Helping Seniors Manage Stress
Before we can begin to manage stress, we must first understand what stress actually is. Simply defined, stress is the body’s response to a situation that requires action. Put even more simply, stress is how the body reacts to difficult, threatening, or challenging situations.
Stressors are the outside forces in our life that end up causing us stress, hence the term. A stressor can be an event, a chemical compound, a person, an environmental condition, or any other external stimulus that causes stress in a person. Anything that a person might consider dangerous, threatening, difficult, challenging, or emotionally impactful can be a stressor.

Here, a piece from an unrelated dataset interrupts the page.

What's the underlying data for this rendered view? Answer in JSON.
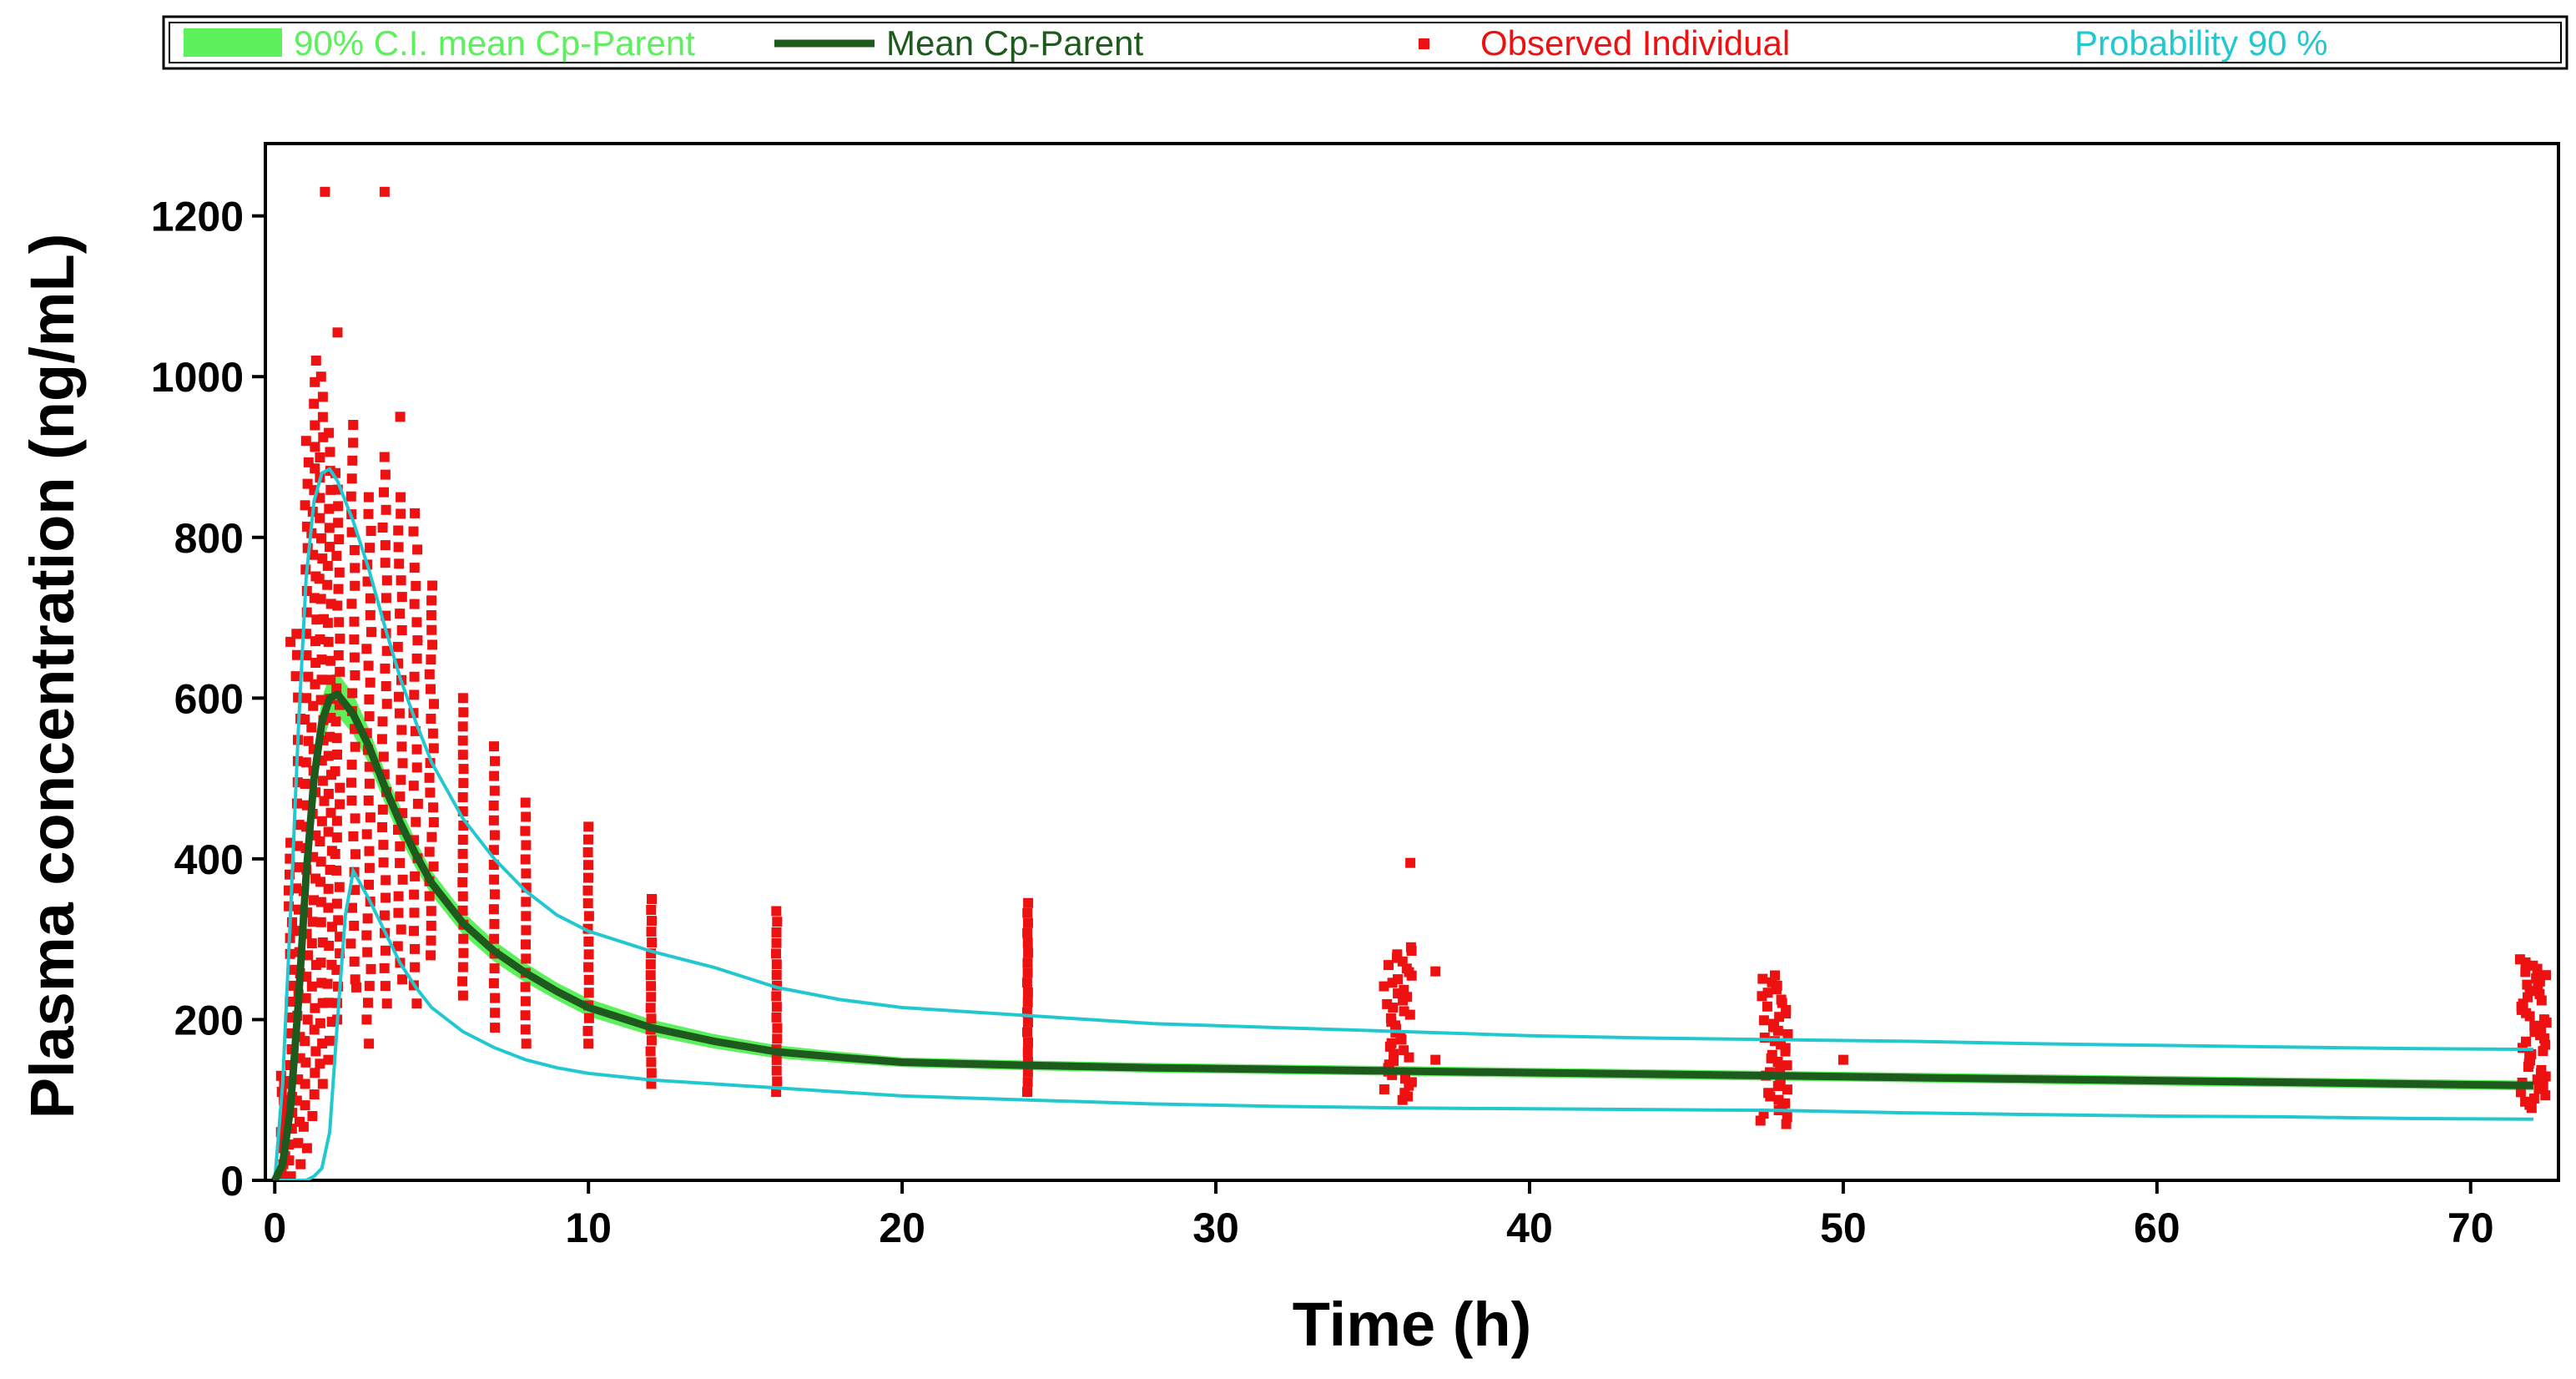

When a person experiences stress, the control center of the brain, the hypothalamus, releases stress hormones into the body. Adrenaline, cortisol, norepinephrine, which elevate your heart rate, blood pressure, and boost your energy and alertness. This is known as the “fight or flight” response, which prepares our bodies to either confront or flee from a dangerous situation.
While the fight or flight response was evolutionarily useful in the past, and still can come in handy today for events like being in a burning building, confronted by a wild or vicious dog, or anything else that represents an immediate and urgent danger to personal health or safety, a lot of the things that trigger our stress response are unhelpful. The stress response and stress hormones are, sadly, only useful in the short term, in dealing with immediate challenges. In fact, experiencing chronic stress and having the stress hormones enter our bodies on a regular basis, as much of modern society and living tends to do, actually has an overall negative effect on health.
Chronic stress, or our bodies releasing cortisol, adrenaline, and norepinephrine into our bodies in a regular basis, for some people as often as multiple times a day, can cause all sorts of harmful physical symptoms and conditions. People who experience chronic stress tend to suffer from, as a result of it:
- Increased risk of heart disease or strokes
- Lowered immune system function
For seniors especially, the effects of stress on the circulatory system can be very detrimental. As we age, factors compound and snowball and increase the risk for all older adults, and heart disease is the number one killer of adults. This is why stress management is critical.
Stress management broadly falls into two categories. One, is the removal of stressors, and two is holistic stress relief. Identifying stressors in a senior’s life is the first step, and the second step is introducing solutions. For example, if your loved one is frequently stressed by financial issues, working with them or a financial planner to come up with a budget and rein in expenses could solve that.
Holistic stress relief involves counteracting the stress by finding activities that help them release their tension and frustration in healthy ways. Yoga, mindful meditation, regular light exercise, pursuing creative outlets, or spending time with friends and family are all great activities that can reduce the weight of stress on a person.